Picked by: Beth Tompkins
Business Manager at John James Audubon State Park
Where: Pennyrile Forest State Resort Park
Trail: Clifty Creek Trail & Indian Bluff Trail
Length: .5 mile
Difficulty: Easy

Recommended to folks visiting Pennyrile Forest State Resort Park is a combination of two trails, the Clifty Creek Trail and the Indian Bluff Trail, to make a loop that will bring them back to the lodge.

The trail will lead you through a bottom land hardwood forest complete with an understory of Paw-Paw and ending in a beautiful stand of Giant River Cane.

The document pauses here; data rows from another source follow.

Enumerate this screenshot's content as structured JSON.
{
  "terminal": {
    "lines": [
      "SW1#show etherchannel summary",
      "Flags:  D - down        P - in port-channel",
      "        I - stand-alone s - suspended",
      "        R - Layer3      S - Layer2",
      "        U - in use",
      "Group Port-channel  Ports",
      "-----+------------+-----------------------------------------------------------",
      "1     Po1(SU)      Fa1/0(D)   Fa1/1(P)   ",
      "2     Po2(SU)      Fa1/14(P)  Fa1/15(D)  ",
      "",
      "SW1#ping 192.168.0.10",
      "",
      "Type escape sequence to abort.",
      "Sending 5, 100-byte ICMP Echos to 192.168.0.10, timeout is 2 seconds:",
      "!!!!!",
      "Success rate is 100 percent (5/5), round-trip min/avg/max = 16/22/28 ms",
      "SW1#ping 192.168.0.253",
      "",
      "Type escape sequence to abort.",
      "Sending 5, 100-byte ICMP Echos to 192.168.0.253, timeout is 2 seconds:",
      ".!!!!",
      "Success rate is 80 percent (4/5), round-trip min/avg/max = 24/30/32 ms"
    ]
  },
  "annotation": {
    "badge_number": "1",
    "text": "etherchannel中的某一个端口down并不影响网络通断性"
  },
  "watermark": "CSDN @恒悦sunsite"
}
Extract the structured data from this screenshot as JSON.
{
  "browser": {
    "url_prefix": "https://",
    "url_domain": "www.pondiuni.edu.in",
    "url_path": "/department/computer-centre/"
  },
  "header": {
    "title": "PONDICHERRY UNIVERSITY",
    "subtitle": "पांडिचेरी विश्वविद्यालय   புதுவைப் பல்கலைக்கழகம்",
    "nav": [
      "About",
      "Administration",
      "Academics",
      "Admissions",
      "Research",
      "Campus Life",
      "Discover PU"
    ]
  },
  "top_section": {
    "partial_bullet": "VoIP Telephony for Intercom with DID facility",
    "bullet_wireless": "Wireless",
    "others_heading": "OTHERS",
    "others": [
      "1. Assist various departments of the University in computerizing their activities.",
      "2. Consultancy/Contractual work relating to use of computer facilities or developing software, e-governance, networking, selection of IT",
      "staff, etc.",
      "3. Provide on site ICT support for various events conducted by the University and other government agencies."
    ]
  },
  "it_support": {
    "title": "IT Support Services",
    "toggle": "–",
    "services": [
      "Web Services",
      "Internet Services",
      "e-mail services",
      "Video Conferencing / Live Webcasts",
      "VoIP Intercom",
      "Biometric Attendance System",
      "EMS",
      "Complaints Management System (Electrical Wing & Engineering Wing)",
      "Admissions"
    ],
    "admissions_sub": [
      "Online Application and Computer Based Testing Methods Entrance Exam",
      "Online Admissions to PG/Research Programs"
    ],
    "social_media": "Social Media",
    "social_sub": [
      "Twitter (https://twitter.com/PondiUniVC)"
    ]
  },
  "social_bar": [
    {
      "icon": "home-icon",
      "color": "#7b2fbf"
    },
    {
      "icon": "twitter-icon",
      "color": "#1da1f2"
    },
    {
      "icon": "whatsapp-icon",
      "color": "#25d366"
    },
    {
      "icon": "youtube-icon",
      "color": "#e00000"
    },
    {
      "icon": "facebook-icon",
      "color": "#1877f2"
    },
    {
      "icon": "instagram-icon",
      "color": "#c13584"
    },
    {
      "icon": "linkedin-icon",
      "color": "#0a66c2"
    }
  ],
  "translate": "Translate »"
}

At the end of the Clifty Creek Trail the hikers will be able to see the park’s 18-hole golf course. Across the road you’ll be able to see the trailhead for the Indian Bluff trail. The Indian Bluff Trail is one of my favorite trails on the park. The trail has a beautiful sandstone cliff line which the hikers can actually walk underneath towards the middle of the trail. It is a great place for group photographs. As the cliff to your left gets lower you’ll come to a large boulder on your right. Within this boulder is the park’s only known natural arch called “Indian Window.” The trail descends through an upland deciduous forest where it ends at the road that leads to the cottages and the golf course. I enjoy hiking both trails together because they are very close together but have different habitats.

It is not handicap accessible, but it is an easy trail. I’ve led this hike may times with senior groups, school groups, and families with young children. It will take approximately 45 minutes to walk.

Picked by: Rebecca Clark
Naturalist and Recreation Supervisor at Pennyrile Forest State Resort Park
Where: Lake Barkley State Resort Park
Trail: Blue Spring Trail
Length: 1.5 miles
Difficulty: Easy to moderate

The trailhead is located on the path leading to Little River Lodge. This a great trail for running, hiking and wildlife viewing. A seated viewing area is located near the end of the trail. This spot allows an open area for bird watching. The diversity of trees and wildlife make this my favorite trail. The trail is home is to some of the oldest and largest trees on the park. One neat blast from the past is the mural pictured here. Designed over 30 years ago, it had faded but due to the skills of the Lake Barkley Friends Group, it was brought back to life.